Paul G. Allen School of Computer Science and Engineering, University of Washington
3800 E Stevens Way NE, Seattle WA 98195
xiangyun (at) cs (dot) washington (dot) eduCV
I obtained my bachelor degree from National University of Singapore (NUS). Currently I am a PhD candidate at University of Washington under Prof. Dieter Fox.
My research interests are in robot perception, planning and control. I am especially interested in developing algorithms and representations to seamlessly connect perception, planning and control to improve the capability and robustness of robots in the open world.
I have worked on several aspects of this theme in the context of robot navigation, agile locomotion, and manipulation. On the perception front, I have worked on scene representation for off-road driving and domain adaptation to improve generalization. For planning, I developed compact topological world models that do not require accurate geometric mapping. For control, I connect learning and physics, e.g. using imitation learning to learn controllers from vision, and using reinforcement learning to learn agile quadrupedal locomotion skills.
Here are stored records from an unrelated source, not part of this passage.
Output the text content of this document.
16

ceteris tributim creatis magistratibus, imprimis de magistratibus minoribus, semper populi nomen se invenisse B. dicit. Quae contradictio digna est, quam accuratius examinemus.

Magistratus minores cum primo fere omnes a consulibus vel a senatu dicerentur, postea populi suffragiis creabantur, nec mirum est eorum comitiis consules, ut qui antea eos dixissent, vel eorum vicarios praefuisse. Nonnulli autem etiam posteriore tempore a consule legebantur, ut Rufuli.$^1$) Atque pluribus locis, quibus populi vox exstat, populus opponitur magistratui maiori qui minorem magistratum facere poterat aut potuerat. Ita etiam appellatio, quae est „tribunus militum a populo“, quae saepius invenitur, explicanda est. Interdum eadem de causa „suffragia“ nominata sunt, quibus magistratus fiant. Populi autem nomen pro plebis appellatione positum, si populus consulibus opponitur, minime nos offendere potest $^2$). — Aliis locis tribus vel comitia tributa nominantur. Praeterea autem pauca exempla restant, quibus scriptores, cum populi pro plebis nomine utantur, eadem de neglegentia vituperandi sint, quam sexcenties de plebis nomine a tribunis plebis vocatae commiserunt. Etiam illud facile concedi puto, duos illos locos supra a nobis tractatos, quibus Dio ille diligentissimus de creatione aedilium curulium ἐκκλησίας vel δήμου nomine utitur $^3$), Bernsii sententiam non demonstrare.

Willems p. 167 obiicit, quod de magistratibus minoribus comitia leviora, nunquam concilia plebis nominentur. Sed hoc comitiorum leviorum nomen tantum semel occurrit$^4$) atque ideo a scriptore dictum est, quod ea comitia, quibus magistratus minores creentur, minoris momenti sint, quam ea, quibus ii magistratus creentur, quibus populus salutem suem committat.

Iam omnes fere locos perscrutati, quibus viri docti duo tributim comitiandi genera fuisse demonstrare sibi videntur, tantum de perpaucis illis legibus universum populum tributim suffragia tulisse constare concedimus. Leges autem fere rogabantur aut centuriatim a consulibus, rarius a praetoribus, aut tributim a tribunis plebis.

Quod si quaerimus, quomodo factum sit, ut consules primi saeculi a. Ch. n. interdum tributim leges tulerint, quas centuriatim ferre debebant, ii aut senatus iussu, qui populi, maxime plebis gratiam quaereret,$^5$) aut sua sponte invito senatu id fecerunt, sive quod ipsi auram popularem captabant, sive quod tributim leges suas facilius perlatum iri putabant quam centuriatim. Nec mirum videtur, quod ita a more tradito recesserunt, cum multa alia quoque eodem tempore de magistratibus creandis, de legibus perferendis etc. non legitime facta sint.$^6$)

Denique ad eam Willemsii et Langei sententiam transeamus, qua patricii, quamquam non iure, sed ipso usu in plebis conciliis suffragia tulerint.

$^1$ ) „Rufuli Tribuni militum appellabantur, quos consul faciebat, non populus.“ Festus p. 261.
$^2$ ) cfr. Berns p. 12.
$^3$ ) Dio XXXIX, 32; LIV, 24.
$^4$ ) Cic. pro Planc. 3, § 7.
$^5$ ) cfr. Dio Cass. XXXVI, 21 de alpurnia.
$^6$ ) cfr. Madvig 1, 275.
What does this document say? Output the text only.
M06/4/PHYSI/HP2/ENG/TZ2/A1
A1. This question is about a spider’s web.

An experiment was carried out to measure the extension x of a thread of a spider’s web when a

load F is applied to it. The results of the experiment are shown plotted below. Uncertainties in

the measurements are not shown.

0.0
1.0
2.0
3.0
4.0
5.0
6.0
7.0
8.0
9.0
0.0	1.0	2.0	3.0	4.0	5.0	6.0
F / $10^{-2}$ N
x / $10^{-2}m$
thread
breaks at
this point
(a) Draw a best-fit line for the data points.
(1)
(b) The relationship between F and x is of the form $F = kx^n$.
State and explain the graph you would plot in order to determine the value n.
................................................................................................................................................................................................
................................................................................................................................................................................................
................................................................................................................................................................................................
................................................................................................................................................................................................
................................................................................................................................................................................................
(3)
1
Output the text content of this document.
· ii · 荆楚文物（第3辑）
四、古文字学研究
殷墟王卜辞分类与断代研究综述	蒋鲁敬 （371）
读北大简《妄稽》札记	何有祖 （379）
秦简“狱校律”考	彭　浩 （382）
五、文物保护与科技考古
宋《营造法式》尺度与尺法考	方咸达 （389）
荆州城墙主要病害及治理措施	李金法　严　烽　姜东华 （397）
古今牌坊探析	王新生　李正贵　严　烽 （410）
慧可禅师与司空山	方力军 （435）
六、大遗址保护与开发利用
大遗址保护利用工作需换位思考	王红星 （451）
My focus has always been robust execution in the open world with minimum assumptions. Hence, having large-scale datasets for training has been crucial. Due to the steep cost of collecting world data, I invest in scaling up low-cost, high-quality data generation using photorealistic simulators, such as Gibson and Isaac Sim. I believe it will eventually allow us to train robots in simulation and deploy them in the real world. It also enables large-scale reproducible evaluation to find corner cases, a key aspect to improve the robustness of the robot, and make them safe and predictable in the real world.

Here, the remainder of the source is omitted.